Portal Design

Design document for the portal to be used in the fishnet project.

Issues

The main issue to be addressed is that of performance. The existing DiGIR portal applications are slow to respond to user queries, and this severely limits the type of web applications that can be constructed. Poor performance in a DiGIR portal has two main causes:

  1. Query response time of each data provider
  2. Time to retrieve and collate the matching data

Bandwidth demand is not particularly high, though can be significant with large record sets. For example, a full Darwin Core record is typically about 3KB, so 10000 records is about 30MB which can be a significant network load, especially where multiple simultaneous queries are being serviced.

Another issue is the difficulty of integrating other data with the Darwin Core records, which results in a fairly insular system that does not interact well with other services such as mash-ups or data feed back services (quality control, annotations, georeferencing) since there is no effective mechanism to easily reference a single record (there is, but the URLs are very cumbersome and response is slow).

Existing Portal Model

The existing infrastructure looks something like this:

Proposed Portal Model

A redesign of the information flow is required to address these concerns. A typical solution is to create a copy of the data in a database optimized for the task and located on a high bandwidth network, however this would entail all contributors to upload their data to the warehouse, which is unlikely to be satisfactory.

Instead a hybrid solution is being implemented for the Fishnet portal, and instead of being simply a portal for accessing the data providers, it becomes an important component of the overall infrastructure for sharing these data. The high level schematic of such a system is indicated below:

The main features of this system are the data store (4) which is a simple file-system like service that is optimized to contain a very large number of small data objects, each of which is identifiable by a unique URI; the index (5) which is an Apache Lucene based index that typically provides sub-seconds query response times; and (6) the portal, which provides the web interface to the infrastructure and supports both a programmatic (REST + JSON) and user interface.

The role of the data store is to provide a cache of Darwin Core (DwC) records that can be rapidly retrieved by the portal and indexer. It contains potentially hundreds of millions of DwC XML documents, each of which is still owned by the data source, and can be deleted, updated or hidden form the portal (and so other users). Existing DiGIR and TAPIR providers (1) are accessed using a Harvester that retrieves all the records of relevance to the portal (e.g. of a particular taxa or geographic region). The Harvester operates on a regular basis to maintain synchronization between the data available on the provider and that available in the data store. If an existing data provider would prefer not to have their content harvested, then an adapter (1a.) can be used to index the data and make it accessible to the portal. In this case, the original records are not directly available to the client, but can be retrieved by connecting directly with the data provider instead of retrieving from the data store.

An alternative to operating a data provider is indicated by (2), where instead of a data provider, a "Record Builder" is used to generate DwC representations of the collection database, and directly uploads these records to the Data Store. In this case, the task of the Record Builder is to generate the DwC records and maintain their representation in the Data Store (create, update, delete as necessary). In this scenario, the data source does not need to operate a data provider, web server, and associated hardware. Instead, the Record Builder script is run periodically, and pushes the content to the data store.
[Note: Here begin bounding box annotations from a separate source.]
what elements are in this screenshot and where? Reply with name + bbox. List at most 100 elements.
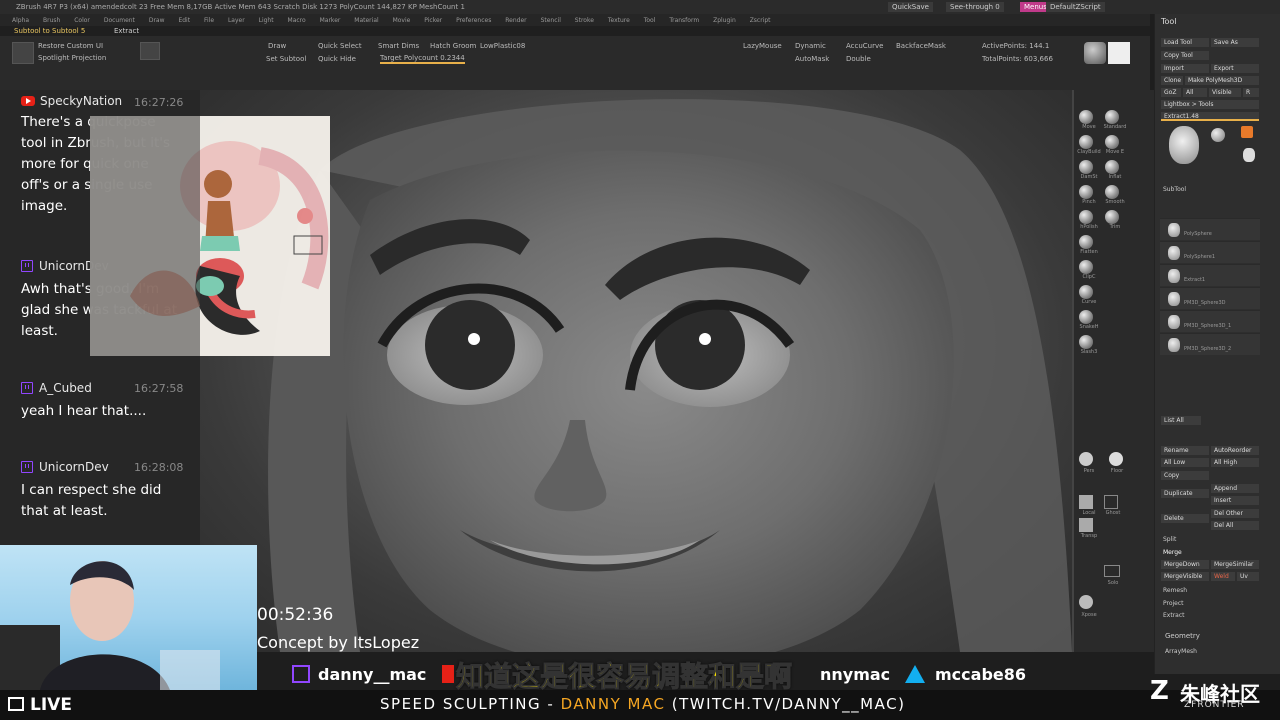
remesh-header[interactable]: Remesh bbox=[1163, 587, 1187, 594]
subtool-to-subtool-button[interactable]: Subtool to Subtool 5 bbox=[14, 27, 85, 35]
target-polycount-slider[interactable]: Target Polycount 0.2344 bbox=[380, 54, 465, 64]
lightbox-tools-button[interactable]: Lightbox > Tools bbox=[1161, 100, 1259, 109]
current-tool-thumbnail[interactable] bbox=[1169, 126, 1199, 164]
trim-brush-icon[interactable] bbox=[1105, 210, 1119, 224]
solo-icon[interactable] bbox=[1104, 565, 1120, 577]
geometry-header[interactable]: Geometry bbox=[1165, 632, 1200, 640]
menu-stroke[interactable]: Stroke bbox=[575, 17, 594, 24]
concept-reference-image[interactable] bbox=[90, 116, 330, 356]
duplicate-button[interactable]: Duplicate bbox=[1161, 489, 1209, 498]
material-thumbnail[interactable] bbox=[12, 42, 34, 64]
menu-layer[interactable]: Layer bbox=[228, 17, 245, 24]
quicksave-button[interactable]: QuickSave bbox=[888, 2, 933, 12]
menu-material[interactable]: Material bbox=[354, 17, 378, 24]
goz-r-button[interactable]: R bbox=[1243, 88, 1259, 97]
pinch-brush-icon[interactable] bbox=[1079, 185, 1093, 199]
copy-subtool-button[interactable]: Copy bbox=[1161, 471, 1209, 480]
uv-button[interactable]: Uv bbox=[1237, 572, 1259, 581]
menu-preferences[interactable]: Preferences bbox=[456, 17, 491, 24]
quick-select-button[interactable]: Quick Select bbox=[318, 42, 362, 50]
smart-dims-button[interactable]: Smart Dims bbox=[378, 42, 419, 50]
menu-document[interactable]: Document bbox=[104, 17, 135, 24]
backface-mask-button[interactable]: BackfaceMask bbox=[896, 42, 946, 50]
save-as-button[interactable]: Save As bbox=[1211, 38, 1259, 47]
extract-thickness-slider[interactable]: Extract1.48 bbox=[1161, 112, 1259, 121]
hatch-groom-button[interactable]: Hatch Groom bbox=[430, 42, 476, 50]
all-high-button[interactable]: All High bbox=[1211, 458, 1259, 467]
simple-brush-icon[interactable] bbox=[1241, 126, 1253, 138]
menu-brush[interactable]: Brush bbox=[43, 17, 60, 24]
slash3-brush-icon[interactable] bbox=[1079, 335, 1093, 349]
menu-picker[interactable]: Picker bbox=[424, 17, 442, 24]
make-polymesh-button[interactable]: Make PolyMesh3D bbox=[1185, 76, 1259, 85]
menu-light[interactable]: Light bbox=[259, 17, 274, 24]
arraymesh-header[interactable]: ArrayMesh bbox=[1165, 648, 1197, 655]
export-button[interactable]: Export bbox=[1211, 64, 1259, 73]
zbrush-viewport[interactable] bbox=[200, 90, 1072, 652]
subtool-row[interactable]: PolySphere bbox=[1160, 218, 1260, 240]
ghost-icon[interactable] bbox=[1104, 495, 1118, 509]
subtool-header[interactable]: SubTool bbox=[1163, 186, 1186, 193]
merge-similar-button[interactable]: MergeSimilar bbox=[1211, 560, 1259, 569]
move-e-brush-icon[interactable] bbox=[1105, 135, 1119, 149]
brush-thumbnail[interactable] bbox=[140, 42, 160, 60]
list-all-button[interactable]: List All bbox=[1161, 416, 1201, 425]
standard-brush-icon[interactable] bbox=[1105, 110, 1119, 124]
goz-button[interactable]: GoZ bbox=[1161, 88, 1181, 97]
split-header[interactable]: Split bbox=[1163, 536, 1176, 543]
import-button[interactable]: Import bbox=[1161, 64, 1209, 73]
menu-zplugin[interactable]: Zplugin bbox=[713, 17, 736, 24]
floor-icon[interactable] bbox=[1109, 452, 1123, 466]
dynamic-button[interactable]: Dynamic bbox=[795, 42, 826, 50]
weld-button[interactable]: Weld bbox=[1211, 572, 1235, 581]
move-brush-icon[interactable] bbox=[1079, 110, 1093, 124]
inflat-brush-icon[interactable] bbox=[1105, 160, 1119, 174]
menu-stencil[interactable]: Stencil bbox=[541, 17, 561, 24]
snakehook-brush-icon[interactable] bbox=[1079, 310, 1093, 324]
append-button[interactable]: Append bbox=[1211, 484, 1259, 493]
xpose-icon[interactable] bbox=[1079, 595, 1093, 609]
sphere-preview-icon[interactable] bbox=[1084, 42, 1106, 64]
set-subtool-button[interactable]: Set Subtool bbox=[266, 55, 306, 63]
rename-button[interactable]: Rename bbox=[1161, 446, 1209, 455]
transp-icon[interactable] bbox=[1079, 518, 1093, 532]
extract-header[interactable]: Extract bbox=[1163, 612, 1185, 619]
lazy-mouse-button[interactable]: LazyMouse bbox=[743, 42, 782, 50]
all-low-button[interactable]: All Low bbox=[1161, 458, 1209, 467]
flatten-brush-icon[interactable] bbox=[1079, 235, 1093, 249]
merge-visible-button[interactable]: MergeVisible bbox=[1161, 572, 1209, 581]
smooth-brush-icon[interactable] bbox=[1105, 185, 1119, 199]
accucurve-button[interactable]: AccuCurve bbox=[846, 42, 883, 50]
hpolish-brush-icon[interactable] bbox=[1079, 210, 1093, 224]
menu-macro[interactable]: Macro bbox=[288, 17, 306, 24]
lowplastic-button[interactable]: LowPlastic08 bbox=[480, 42, 525, 50]
menu-movie[interactable]: Movie bbox=[393, 17, 411, 24]
goz-all-button[interactable]: All bbox=[1183, 88, 1207, 97]
menu-tool[interactable]: Tool bbox=[644, 17, 656, 24]
quick-hide-button[interactable]: Quick Hide bbox=[318, 55, 356, 63]
subtool-row[interactable]: PM3D_Sphere3D_2 bbox=[1160, 333, 1260, 355]
del-other-button[interactable]: Del Other bbox=[1211, 509, 1259, 518]
persp-icon[interactable] bbox=[1079, 452, 1093, 466]
clone-button[interactable]: Clone bbox=[1161, 76, 1183, 85]
automask-button[interactable]: AutoMask bbox=[795, 55, 829, 63]
polysphere-tool-icon[interactable] bbox=[1211, 128, 1225, 142]
merge-down-button[interactable]: MergeDown bbox=[1161, 560, 1209, 569]
clipc-brush-icon[interactable] bbox=[1079, 260, 1093, 274]
curve-brush-icon[interactable] bbox=[1079, 285, 1093, 299]
default-zscript-button[interactable]: DefaultZScript bbox=[1046, 2, 1105, 12]
menu-marker[interactable]: Marker bbox=[320, 17, 341, 24]
project-header[interactable]: Project bbox=[1163, 600, 1184, 607]
menu-draw[interactable]: Draw bbox=[149, 17, 165, 24]
menu-file[interactable]: File bbox=[204, 17, 214, 24]
double-button[interactable]: Double bbox=[846, 55, 871, 63]
menu-zscript[interactable]: Zscript bbox=[750, 17, 771, 24]
load-tool-button[interactable]: Load Tool bbox=[1161, 38, 1209, 47]
merge-header[interactable]: Merge bbox=[1163, 549, 1182, 556]
subtool-row[interactable]: Extract1 bbox=[1160, 264, 1260, 286]
subtool-row[interactable]: PM3D_Sphere3D_1 bbox=[1160, 310, 1260, 332]
del-all-button[interactable]: Del All bbox=[1211, 521, 1259, 530]
menu-edit[interactable]: Edit bbox=[178, 17, 190, 24]
subtool-row[interactable]: PolySphere1 bbox=[1160, 241, 1260, 263]
copy-tool-button[interactable]: Copy Tool bbox=[1161, 51, 1209, 60]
This infrastructure also supports the ability to index non-specimen based records as indicated in (3). In this case, a portal may want to provide access to a library of documents where DwC records (or portions thereof) can provide effective search terms for locating information of relevance to the role of the portal (e.g. the documents may be reports on invasive species, and the portal may want to provide the ability to locate specimens and documents related to a specific search term).

The portal (6) interacts primarily with the index (5) for supporting searches, and only retrieves content from the data store when original records are desired. Since all content is referenced by URIs, the index can also support search across multiple data stores (4a), and so a particular index may be built to support very specific types of searches across multiple networks (biodiversity in Mississippi) or may also support very broad searches across multiple networks (as in the case of systems such as GBIF and EoL).

Since the portal supports a REST API for programmatic access to the data, it is also feasible for sophisticated desktop applications to be built, or existing applications to be adapted to work with the search environment. Poor performance of the existing DiGIR networks placed a significant practical limitation on this capability.

Since individual records are easily referenced with a simple URL and can be retrieved very quickly, integration with other services (e.g. annotation, data quality evaluation, georeferencing services) is much improved. Since the data store supports the ability to write data back, approved services may also modify records held in the data store, and those modified records could be returned to the source collections as part of the synchronization process.

Implementation

The new portal design is implemented using the Python programming language in the Django web framework operating under the Apache web server. The indexer is a modified implementation of the Apache SOLR indexer, which in turn is based on the Lucene search engine.